Après une longue bataille juridique, il abandonne et acquiert un terrain privé aux Issers. Sauf que celui-ci est situé près d’une ligne électrique de moyenne tension. «Cette ligne devait être déplacée de trois mètres. J’ai fait la demande à Sonelgaz en juillet dernier pour venir établir le devis.

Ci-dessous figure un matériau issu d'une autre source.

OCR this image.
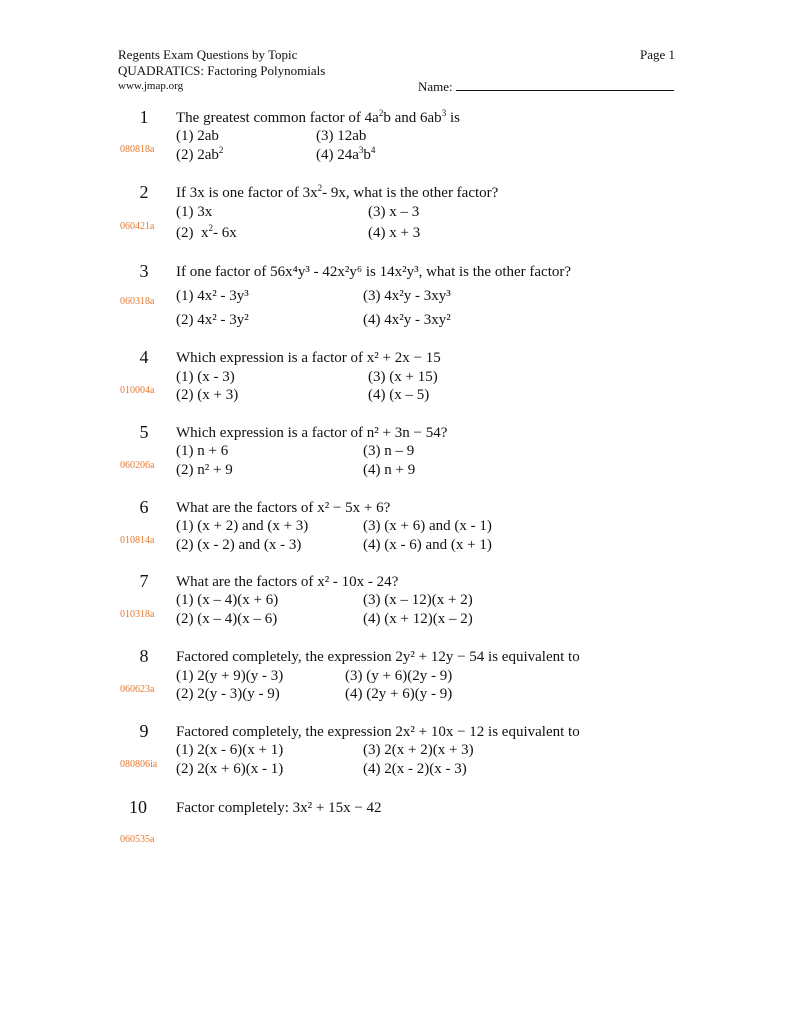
Regents Exam Questions by Topic
QUADRATICS: Factoring Polynomials
www.jmap.org
Page 1
Name:
1
080818a
The greatest common factor of $4a^2b$ and $6ab^3$ is
(1) 2ab	(3) 12ab
(2) $2ab^2$	(4) $24a^3b^4$
2
060421a
If 3x is one factor of $3x^2-$ 9x, what is the other factor?
(1) 3x	(3) x – 3
(2) $x^2-$ 6x	(4) x + 3
3
060318a
If one factor of 56x⁴y³ - 42x²y⁶ is 14x²y³, what is the other factor?
(1) 4x² - 3y³	(3) 4x²y - 3xy³
(2) 4x² - 3y²	(4) 4x²y - 3xy²
4
010004a
Which expression is a factor of x² + 2x − 15
(1) (x - 3)	(3) (x + 15)
(2) (x + 3)	(4) (x – 5)
5
060206a
Which expression is a factor of n² + 3n − 54?
(1) n + 6	(3) n – 9
(2) n² + 9	(4) n + 9
6
010814a
What are the factors of x² − 5x + 6?
(1) (x + 2) and (x + 3)	(3) (x + 6) and (x - 1)
(2) (x - 2) and (x - 3)	(4) (x - 6) and (x + 1)
7
010318a
What are the factors of x² - 10x - 24?
(1) (x – 4)(x + 6)	(3) (x – 12)(x + 2)
(2) (x – 4)(x – 6)	(4) (x + 12)(x – 2)
8
060623a
Factored completely, the expression 2y² + 12y − 54 is equivalent to
(1) 2(y + 9)(y - 3)	(3) (y + 6)(2y - 9)
(2) 2(y - 3)(y - 9)	(4) (2y + 6)(y - 9)
9
080806ia
Factored completely, the expression 2x² + 10x − 12 is equivalent to
(1) 2(x - 6)(x + 1)	(3) 2(x + 2)(x + 3)
(2) 2(x + 6)(x - 1)	(4) 2(x - 2)(x - 3)
10
060535a
Factor completely: 3x² + 15x − 42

En vain», s’indigne-t-il, précisant que 40% de ses produits sont destinés au marché extérieur.

A entendre ces créateurs de richesse disserter sur leurs déboires avec l’administration, on comprend pourquoi l’Algérie n’a pas réussi son décollage économique et à réduire sa dépendance aux hydrocarbures. 

Un projet ambitieux bloqué à cause… d’un gourbi

En dépit des instructions du président de la République, beaucoup d’investisseurs de la wilaya de Boumerdès peinent à lancer leurs projets à cause de lourdeurs bureaucratiques et de l’inertie de certains responsables locaux.

C’est le cas de Yazid, gérant de la Sarl Plastuba, une unité de fabrication de tuyauterie et accessoires basée à Boudouaou. Après quelques années d’expérience fructueuse, cet ingénieur en matériaux des procédés songe à la nécessité de développer son activité. Mais cela a été rendu difficile par l’absence de terrain.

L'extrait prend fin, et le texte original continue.